Fin juillet 1925, Paris accueille l’Exposition internationale des arts décoratifs et industriels modernes. Pour l’occasion, le pont Alexandre-III a été transformé en rue des Boutiques, grouillant de visiteurs. La devanture du numéro 16 attirait le regard, avec ses grandes lettres Art Déco courbées indiquant : « Sonia Delaunay. Simultané », signifiant simultanément. Sa vitrine présentait une gamme très colorée de sacs à main, d’écharpes, de fourrures et d’un chapeau. La femme qui les a conçus et brodés à la main a accueilli des clients du monde entier au fond de ce pop-up store du siècle dernier. Parfois, elle disparaissait pour aider les mannequins à enfiler les robes qu’elle avait créées et les accompagner au défilé de mode organisé à l’extérieur.
Quatre-vingt-dix-neuf ans avant que Thomas Jolly n’imagine la cérémonie d’ouverture des Jeux Olympiques, et 98 ans avant que Pharrell Williams ne privatise le Pont-Neuf pour le défilé Louis Vuitton, Delaunay transformait le Pont Alexandre-III en podium. Le monde a découvert ses talents de styliste. Toujours en avance sur son temps, cette artiste aux multiples facettes, à qui les galeries Roger-Viollet et Zlotowski rendent hommage à Paris jusqu’au 16 novembre, a marqué de son empreinte l’histoire de la mode dans cette époque vibrante des années folles qui ont vu l’ascension de Jeanne Lanvin, Gabrielle Chanel et Madeleine Vionnet s’envole.
Delaunay, jeune maman et peintre déjà réputée pour son travail, s’est aventurée par hasard dans la mode, un métier plutôt mal vu dans le monde de l’art. En 1911, elle crée un couvre-berceau, composé de plusieurs morceaux de tissu, pour son fils Charles. “Je l’ai fait pour m’amuser et à mon goût”, se souvient-elle dans le documentaire de Patrick Raynaud de 1972. Sonia Delaunay, clichés pour une monographie (“Sonia Delaunay, clichés pour une monographie”, 1972), avec son accent et le “r” rock qu’elle a ramené d’Ukraine, où elle est née en 1885.

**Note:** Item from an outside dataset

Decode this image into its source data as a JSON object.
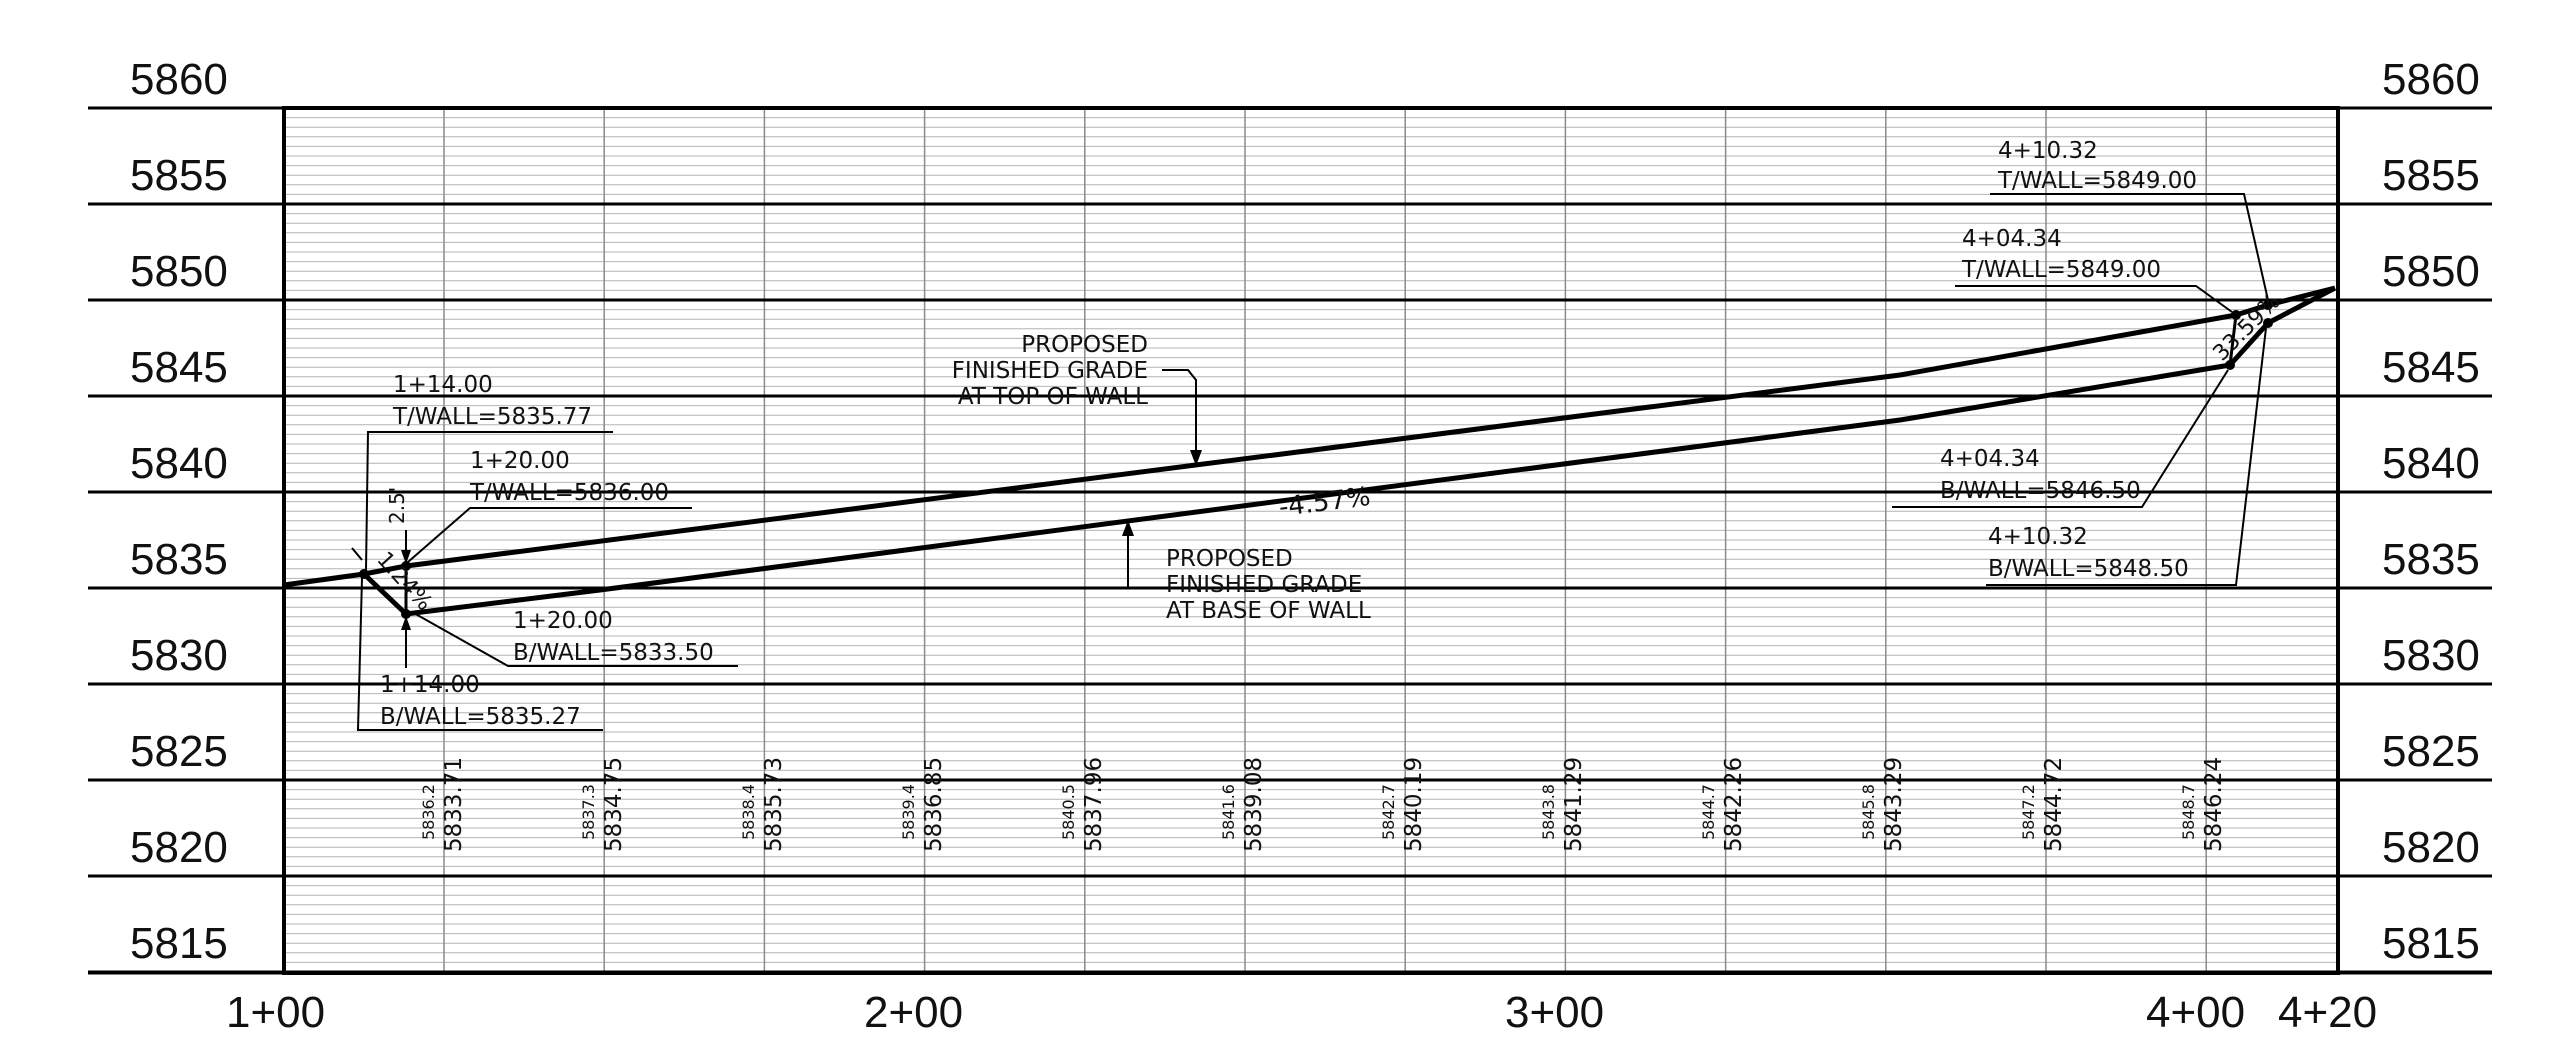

Ce patchwork textile inspiré des traditions artisanales ukrainiennes sera le point de départ de ses robes dites « simultanées ». “Je sais que chaque couleur a sa propre vie”, dit-elle, expliquant le “simultanéisme”, l’invention du couple Delaunay explorant l’interaction des couleurs. Dans l’émission télévisée française de 1968 Quatre foisdit-elle au chanteur Jacques Dutronc qui l’interviewait : “J’ai confectionné ma première robe en 1913, avec les échantillons du tailleur que mon mari avait ramenés à la maison”.
La robe qu’elle portait cette année d’avant-guerre au Bal Bullier, dancing mythique de la rive gauche, où elle venait tous les jeudis danser le tango avec « la bande Delaunay », composée de son mari, le peintre Robert Delaunay , et ses amis poètes Blaise Cendrars, René Crevel et Guillaume Apollinaire. “Apollinaire, j’aimais le voir manger. Il était aussi bon en poésie qu’en poésie”, confiait-elle à Dutronc, 55 ans plus tard. En signe d’affection, Delaunay a habillé sa bande de poètes : un gilet pour René Crevel, une écharpe et un pyjama pour Tristan Tzara.